450.王弟は待つ。
「では、セドリック第二王子殿下。……こちらの部屋をお使い下さい。」
ジルベール宰相に案内されたのは、今まで俺や兄貴達が許されたのと同じ訪問客用の宮殿の一室だった。
今までと同じく許可が必要な場所以外は、城内であれば外出は可能。ただし、プライドの部屋から彼女の目に入らぬようにと注意を受けた。その為、プライドやティアラ、ステイル王子の住まう宮殿は近付くことも止められた。……その方が良い、俺もこれ以上ティアラの気を煩わせたくはない。
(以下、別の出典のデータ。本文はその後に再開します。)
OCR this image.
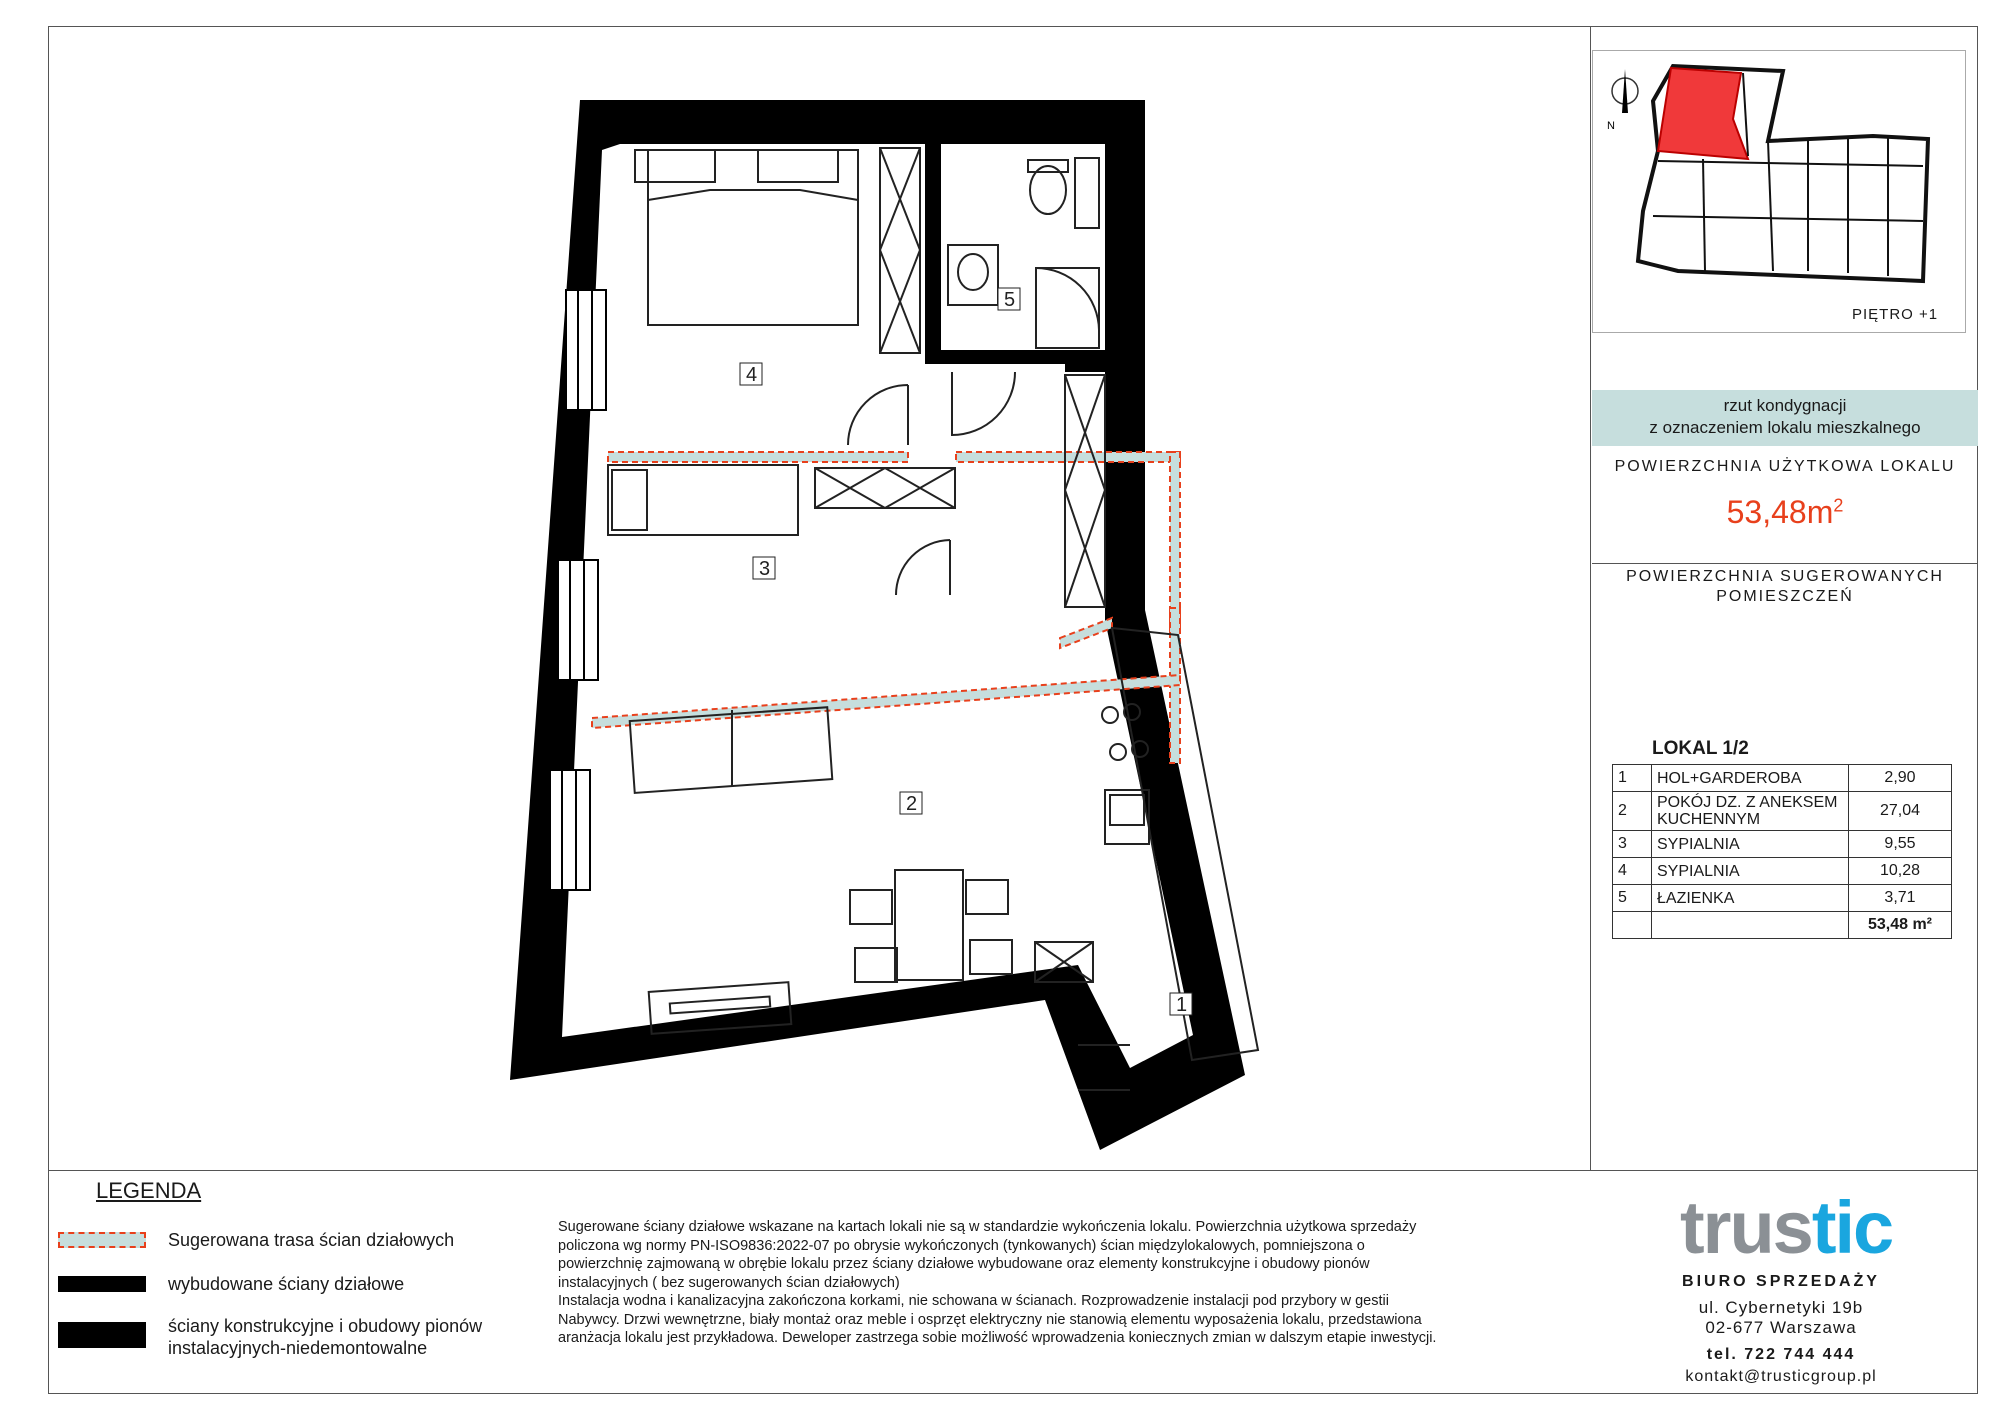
1
2
3
4
5
N
PIĘTRO +1
rzut kondygnacji
z oznaczeniem lokalu mieszkalnego
POWIERZCHNIA UŻYTKOWA LOKALU
$53,48m^2$
POWIERZCHNIA SUGEROWANYCH
POMIESZCZEŃ
LOKAL 1/2
1	HOL+GARDEROBA	2,90
2	POKÓJ DZ. Z ANEKSEM KUCHENNYM	27,04
3	SYPIALNIA	9,55
4	SYPIALNIA	10,28
5	ŁAZIENKA	3,71
		53,48 m²
LEGENDA
Sugerowana trasa ścian działowych
wybudowane ściany działowe
ściany konstrukcyjne i obudowy pionów
instalacyjnych-niedemontowalne
Sugerowane ściany działowe wskazane na kartach lokali nie są w standardzie wykończenia lokalu. Powierzchnia użytkowa sprzedaży
policzona wg normy PN-ISO9836:2022-07 po obrysie wykończonych (tynkowanych) ścian międzylokalowych, pomniejszona o
powierzchnię zajmowaną w obrębie lokalu przez ściany działowe wybudowane oraz elementy konstrukcyjne i obudowy pionów
instalacyjnych ( bez sugerowanych ścian działowych)
Instalacja wodna i kanalizacyjna zakończona korkami, nie schowana w ścianach. Rozprowadzenie instalacji pod przybory w gestii
Nabywcy. Drzwi wewnętrzne, biały montaż oraz meble i osprzęt elektryczny nie stanowią elementu wyposażenia lokalu, przedstawiona
aranżacja lokalu jest przykładowa. Deweloper zastrzega sobie możliwość wprowadzenia koniecznych zmian w dalszym etapie inwestycji.
trustic
BIURO SPRZEDAŻY
ul. Cybernetyki 19b
02-677 Warszawa
tel. 722 744 444
kontakt@trusticgroup.pl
「何かあれば城の者にお申し付け下さい。必要であれば私も対応致します。」
深々と俺に頭を下げてくれるジルベール宰相に礼を伝える。
本当に滞在延期と変わらない待遇だ。何から何まで申し訳ないと伝えれば、ジルベール宰相はゆるやかに頭を横に振った。
「無実の王弟殿下をお引止めしているのですから、当然の対応です。……本当に申し訳ありませんでした。」
再び深々と頭を下げるのを手で止める。
今こそこういう状況だが、ジルベール宰相には防衛戦のみならず俺がフリージア王国に始めて訪問した時には、………かなり、御迷惑をかけた相手なのだから。
ふいに当時の愚行を思い出してしまい、不謹慎にも顔が熱くなる。額ごと顔を片手で冷し「私こそ当時は御迷惑を」と詫びればまた首を横に振られた。セドリック王子殿下、と呼ばれ顔を上げれば切れ長な目が俺を真っ直ぐに捉えていた。
「件のサイン。…感謝致します。お陰で間もなく厳戒体制の許可も降りるでしょう。これでプライド様をまた御守りできます。」
静かな声色で告げられたその言葉は真摯そのものだった。
アダム皇太子とプライドが関わった際に何かあったのか気にはなったが、深く聞くことも躊躇われた。まさか俺の愚行よりも酷いものとは思いたくもないが。……いや、それなら俺が介入しなくても接触は禁じられていたか。
「私も、我が国もプライド王女殿下が今迄のように戻られる日を待ち望んでおります。……願えるので、あれば。」
敢えて含みを持たせれば、ジルベール宰相の薄水色の瞳が哀しげに揺れた。
静かに笑んだまま「そうですね」と返された言葉には力が無い。恐らく、彼も女王方のように以前のプライドは十年の夢だったと諦めているのだろう。……俺にも、それはわかる。
先程の話を思い出せばもうプライドは帰ってこないと考えるのも当然だ。だが、ラジヤ帝国の人為的介入を疑う今は、プライドの変化も未だ俺は人為的なものだと諦めきれない。……諦めたくは、ない。
ふと、頭の中には鮮明にプライドの姿が映る。彼女が二度と戻ってこないなど享受できる訳がない。一年前、あれほど不可能だと何度も諦めた全て可能にしてくれた彼女を、俺が諦めたくはない。
「ジルベール宰相殿。……私は、せめてこの国にいる間は私の知るプライドのみを追いたいと思っております。」
今のプライドを享受し、そこから彼女を支えると決した彼らにとっては間違ったことかもしれない。だが、俺はやはりあの時の彼女の影を追いたい。
その意思を込めて告げれば、ジルベール宰相は僅かに目を開いた後、再び俺に無言でこうべを垂れた。肯定も否定もなく、ただ下げられた頭は今までで最も重いものに感じた。
最後、哀しげに俺へ笑んだジルベール宰相は足音一つ立てずに去っていった。防衛戦の彼とはまるで別人のその背中が、余計に彼の背の重量を感じさせた。
……まだ、何か隠されているのだろうか。
扉を閉め、ソファーに掛けてから時計を見上げる。
既に時間は昼を過ぎていた。昼食を頼もうかとも思ったが、その前に考えを纏めるべく目を閉じる。
……プライドの変化。それが十年前の予知能力覚醒時と酷似。予知能力の目覚め方も年代も歴代でそれぞれということだが、プライドは同じように苦しみ、倒れ、目が覚めた時には別人のようになっていた。
アダム皇太子が何かをしたとして、何故プライドが目覚めたことは想定外だった?殺すつもりだったというならば一体何故プライドは助かった?何故彼女は国王の兄貴や兄さんではなく俺を標的に選んだ?彼女は何がしたい?今は何を考えている?ティアラは今なにを……。
考えれば、疑問ばかりが先んじた。全く答えは浮かばず疑問に疑問が重なり続ける。
ラジヤ帝国が再びフリージア王国にやって来るのは早くても二ヶ月後。それまでは耐えて待ち続けるしかない。
また何か、事態が動き出すその時を。